Filtering technologies used in the FR1 range are based on acoustic resonators, in which an extreme miniaturisation is obtained by replacing electromagnetic waves by acoustic waves propagating in solids. Therefore, filters based on resonators in the range of tens to hundreds of microns can be easily mass produced with techniques inherited from the semiconductors and MEMS industries. This is made possible by the use of piezoelectric materials which are capable of transducing electrical signals into mechanical vibrations, and conversely, in a fully passive way.

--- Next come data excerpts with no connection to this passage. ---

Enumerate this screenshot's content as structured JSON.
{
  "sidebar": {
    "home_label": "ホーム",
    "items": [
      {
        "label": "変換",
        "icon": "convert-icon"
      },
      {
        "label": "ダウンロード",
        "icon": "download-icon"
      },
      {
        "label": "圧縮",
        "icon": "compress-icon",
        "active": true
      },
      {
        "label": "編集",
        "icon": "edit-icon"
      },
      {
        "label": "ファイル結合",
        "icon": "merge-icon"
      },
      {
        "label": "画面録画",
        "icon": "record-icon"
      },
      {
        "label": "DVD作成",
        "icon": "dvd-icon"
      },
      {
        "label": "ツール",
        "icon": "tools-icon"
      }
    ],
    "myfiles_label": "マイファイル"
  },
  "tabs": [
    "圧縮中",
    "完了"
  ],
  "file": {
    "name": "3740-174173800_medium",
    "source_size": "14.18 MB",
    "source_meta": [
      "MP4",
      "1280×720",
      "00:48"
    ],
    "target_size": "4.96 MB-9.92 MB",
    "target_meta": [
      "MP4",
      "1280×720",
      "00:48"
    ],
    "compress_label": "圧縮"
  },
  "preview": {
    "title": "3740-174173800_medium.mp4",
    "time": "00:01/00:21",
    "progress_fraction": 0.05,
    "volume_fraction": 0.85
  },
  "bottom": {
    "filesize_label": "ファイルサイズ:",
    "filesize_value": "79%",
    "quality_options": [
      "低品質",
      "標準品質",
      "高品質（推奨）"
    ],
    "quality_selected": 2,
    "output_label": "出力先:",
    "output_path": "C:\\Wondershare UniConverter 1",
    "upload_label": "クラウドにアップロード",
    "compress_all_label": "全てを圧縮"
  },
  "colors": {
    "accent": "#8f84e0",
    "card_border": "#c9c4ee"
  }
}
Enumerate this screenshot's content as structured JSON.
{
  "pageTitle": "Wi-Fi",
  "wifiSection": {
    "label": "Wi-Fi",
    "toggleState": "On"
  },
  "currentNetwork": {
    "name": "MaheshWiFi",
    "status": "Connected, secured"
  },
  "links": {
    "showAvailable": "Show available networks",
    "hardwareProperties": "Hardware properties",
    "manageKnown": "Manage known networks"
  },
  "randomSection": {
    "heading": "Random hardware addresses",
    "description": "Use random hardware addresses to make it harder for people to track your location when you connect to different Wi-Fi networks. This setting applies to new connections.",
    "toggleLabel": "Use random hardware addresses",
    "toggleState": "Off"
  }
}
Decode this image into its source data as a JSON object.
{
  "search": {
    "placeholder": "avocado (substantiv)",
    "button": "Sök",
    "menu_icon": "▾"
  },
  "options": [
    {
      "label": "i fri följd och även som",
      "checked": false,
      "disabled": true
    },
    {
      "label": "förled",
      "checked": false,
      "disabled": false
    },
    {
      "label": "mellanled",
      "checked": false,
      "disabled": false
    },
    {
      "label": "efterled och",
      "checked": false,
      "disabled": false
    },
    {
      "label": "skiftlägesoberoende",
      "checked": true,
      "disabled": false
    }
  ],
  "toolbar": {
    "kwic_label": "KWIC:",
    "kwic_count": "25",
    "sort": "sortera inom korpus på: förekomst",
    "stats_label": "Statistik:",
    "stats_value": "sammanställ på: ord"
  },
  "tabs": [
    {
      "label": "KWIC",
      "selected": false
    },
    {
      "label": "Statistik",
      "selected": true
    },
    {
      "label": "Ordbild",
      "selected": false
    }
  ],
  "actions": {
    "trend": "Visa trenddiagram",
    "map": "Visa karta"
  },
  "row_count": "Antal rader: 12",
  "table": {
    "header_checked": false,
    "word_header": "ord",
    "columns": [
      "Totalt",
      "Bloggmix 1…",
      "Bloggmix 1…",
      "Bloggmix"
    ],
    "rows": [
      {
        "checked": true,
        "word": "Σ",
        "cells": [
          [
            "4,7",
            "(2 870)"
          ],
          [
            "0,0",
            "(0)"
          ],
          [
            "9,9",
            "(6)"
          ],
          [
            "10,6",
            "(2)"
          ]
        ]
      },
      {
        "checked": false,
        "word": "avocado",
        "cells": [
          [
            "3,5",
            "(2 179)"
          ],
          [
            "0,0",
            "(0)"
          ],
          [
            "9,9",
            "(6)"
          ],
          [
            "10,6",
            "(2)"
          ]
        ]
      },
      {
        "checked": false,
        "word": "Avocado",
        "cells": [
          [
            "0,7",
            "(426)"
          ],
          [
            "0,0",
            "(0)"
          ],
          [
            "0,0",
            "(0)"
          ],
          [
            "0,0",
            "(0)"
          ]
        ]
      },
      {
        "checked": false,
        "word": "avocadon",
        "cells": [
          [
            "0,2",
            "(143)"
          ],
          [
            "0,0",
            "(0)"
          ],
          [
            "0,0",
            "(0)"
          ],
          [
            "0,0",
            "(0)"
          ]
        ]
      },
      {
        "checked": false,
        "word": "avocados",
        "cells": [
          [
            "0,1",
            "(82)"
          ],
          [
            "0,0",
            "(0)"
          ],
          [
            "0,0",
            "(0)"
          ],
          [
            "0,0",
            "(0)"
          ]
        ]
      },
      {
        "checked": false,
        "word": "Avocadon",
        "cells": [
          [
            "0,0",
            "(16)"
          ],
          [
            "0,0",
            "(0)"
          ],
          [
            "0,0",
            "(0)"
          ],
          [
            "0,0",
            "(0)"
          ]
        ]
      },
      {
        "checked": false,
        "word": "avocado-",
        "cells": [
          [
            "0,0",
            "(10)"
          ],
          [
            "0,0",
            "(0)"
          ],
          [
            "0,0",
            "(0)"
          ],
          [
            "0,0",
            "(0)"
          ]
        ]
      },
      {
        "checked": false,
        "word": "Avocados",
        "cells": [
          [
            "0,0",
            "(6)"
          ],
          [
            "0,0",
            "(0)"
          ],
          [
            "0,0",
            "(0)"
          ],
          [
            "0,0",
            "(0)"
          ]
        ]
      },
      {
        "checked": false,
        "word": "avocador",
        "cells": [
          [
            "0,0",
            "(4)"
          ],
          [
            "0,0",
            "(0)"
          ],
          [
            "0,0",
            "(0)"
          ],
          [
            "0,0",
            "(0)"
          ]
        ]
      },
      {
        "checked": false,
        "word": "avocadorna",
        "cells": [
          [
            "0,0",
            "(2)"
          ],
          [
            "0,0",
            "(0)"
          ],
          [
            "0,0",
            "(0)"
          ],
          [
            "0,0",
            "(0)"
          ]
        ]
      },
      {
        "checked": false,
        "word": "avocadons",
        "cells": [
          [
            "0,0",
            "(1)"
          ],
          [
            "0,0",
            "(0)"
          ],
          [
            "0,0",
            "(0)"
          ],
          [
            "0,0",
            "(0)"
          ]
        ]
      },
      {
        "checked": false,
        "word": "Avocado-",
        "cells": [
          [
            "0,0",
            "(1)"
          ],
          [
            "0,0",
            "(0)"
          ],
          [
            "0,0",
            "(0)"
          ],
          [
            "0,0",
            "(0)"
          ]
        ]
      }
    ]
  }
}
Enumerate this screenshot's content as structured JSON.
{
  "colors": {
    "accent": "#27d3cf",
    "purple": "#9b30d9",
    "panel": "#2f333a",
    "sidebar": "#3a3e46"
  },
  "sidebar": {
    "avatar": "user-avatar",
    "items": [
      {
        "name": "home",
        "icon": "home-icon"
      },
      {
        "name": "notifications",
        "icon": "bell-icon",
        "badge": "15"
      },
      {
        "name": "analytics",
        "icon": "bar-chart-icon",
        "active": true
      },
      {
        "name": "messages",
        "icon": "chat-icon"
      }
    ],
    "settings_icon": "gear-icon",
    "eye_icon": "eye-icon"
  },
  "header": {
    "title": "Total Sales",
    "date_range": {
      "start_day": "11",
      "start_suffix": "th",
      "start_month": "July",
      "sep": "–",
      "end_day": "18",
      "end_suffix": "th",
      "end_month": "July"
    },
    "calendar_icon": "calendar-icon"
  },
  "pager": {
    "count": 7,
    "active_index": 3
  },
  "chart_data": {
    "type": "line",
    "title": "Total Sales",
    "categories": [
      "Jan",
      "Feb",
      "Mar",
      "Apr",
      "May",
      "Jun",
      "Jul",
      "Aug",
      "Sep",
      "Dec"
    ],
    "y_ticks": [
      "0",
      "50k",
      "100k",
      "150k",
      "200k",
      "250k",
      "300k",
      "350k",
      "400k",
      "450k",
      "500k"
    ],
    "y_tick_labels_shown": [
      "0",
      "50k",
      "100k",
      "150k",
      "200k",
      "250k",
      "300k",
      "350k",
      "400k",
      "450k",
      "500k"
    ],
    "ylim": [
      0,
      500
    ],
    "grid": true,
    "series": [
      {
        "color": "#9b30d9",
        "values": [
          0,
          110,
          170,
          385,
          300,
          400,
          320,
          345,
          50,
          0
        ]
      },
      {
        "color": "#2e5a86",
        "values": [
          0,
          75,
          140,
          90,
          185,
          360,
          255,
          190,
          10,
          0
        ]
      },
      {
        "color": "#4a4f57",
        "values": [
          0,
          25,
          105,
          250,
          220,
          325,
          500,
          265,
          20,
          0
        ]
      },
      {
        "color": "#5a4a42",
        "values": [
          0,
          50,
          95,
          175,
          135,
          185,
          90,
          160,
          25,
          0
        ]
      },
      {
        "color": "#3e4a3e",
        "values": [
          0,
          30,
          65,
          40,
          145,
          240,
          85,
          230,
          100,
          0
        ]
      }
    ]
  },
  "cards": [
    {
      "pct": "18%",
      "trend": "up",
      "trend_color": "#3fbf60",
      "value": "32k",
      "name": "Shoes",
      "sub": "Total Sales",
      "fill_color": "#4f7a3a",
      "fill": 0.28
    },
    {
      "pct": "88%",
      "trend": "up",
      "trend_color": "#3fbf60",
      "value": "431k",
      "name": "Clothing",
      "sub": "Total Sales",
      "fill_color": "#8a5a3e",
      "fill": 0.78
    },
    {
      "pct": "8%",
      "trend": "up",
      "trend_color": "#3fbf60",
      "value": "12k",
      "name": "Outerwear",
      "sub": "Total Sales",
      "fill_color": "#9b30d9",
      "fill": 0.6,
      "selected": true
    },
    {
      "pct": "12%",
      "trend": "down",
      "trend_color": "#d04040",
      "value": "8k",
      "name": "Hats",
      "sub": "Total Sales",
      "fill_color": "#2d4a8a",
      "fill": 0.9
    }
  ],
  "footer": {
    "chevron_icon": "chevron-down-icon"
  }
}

Extending these technologies to higher frequencies requires even further miniaturization, as critical dimensions scale inversely with frequencies. This causes considerable challenges regarding maintaining suitable material properties and proper dimensional control to meet reasonable specifications in terms of centre frequency and bandwidth.

To explore these challenges, teams from VTT and CEA-Leti designed two Bulk Acoustic Wave Filters (BAW), based on two different approaches.

VTT designed its filter considering AlScN as the piezoelectric material. Reaching such high frequencies requires very thin piezoelectric layers (~110 nm), in order to keep reasonable electrode thicknesses (>150 nm) for low ohmic losses. To ensure that the bandwidth requirements can be met despite the piezoelectric layer remaining less than a third of the resonator stack, a high Sc content (Al_0.7Sc_0.3N) was considered. Also, to offer an interesting compromise between acoustic confinement in the piezoelectric layer and conductivity, bi-metal multilayer W/Al electrodes were considered.

On the other hand, CEA-Leti considers a single crystal LiNbO₃ as the piezoelectric material. To keep electrodes size reasonable (50 and 100/150 nm) and the piezoelectric layer thicknesses (200 nm), the resonators exploit the third resonance. The high piezoelectric properties of LiNbO₃ ensures that this mode of operation remains relevant to synthesize the intended band, even when considering light, but highly conductive electrodes such as Al. Exploiting an overtone resonance needs to take care of lower order resonances. Their respective influence was decreased by designing a specific acoustic Bragg mirror which preserves only the mode of interest.

These designs are a first step in the FAMES project. They define the goal to reach, now driving developments towards implementing in practice these filters with proper reproducibility and dimensional control to ensure that these devices meet their specifications.

Once fabricated, these filters will be assembled into a demonstrator, along with an RFIC module, to form an FR3 transceiver. These designs may be also adapted to cover other frequency bands than the ones initially targeted.

FAMES provided the funding to dedicate time and effort to perform this work.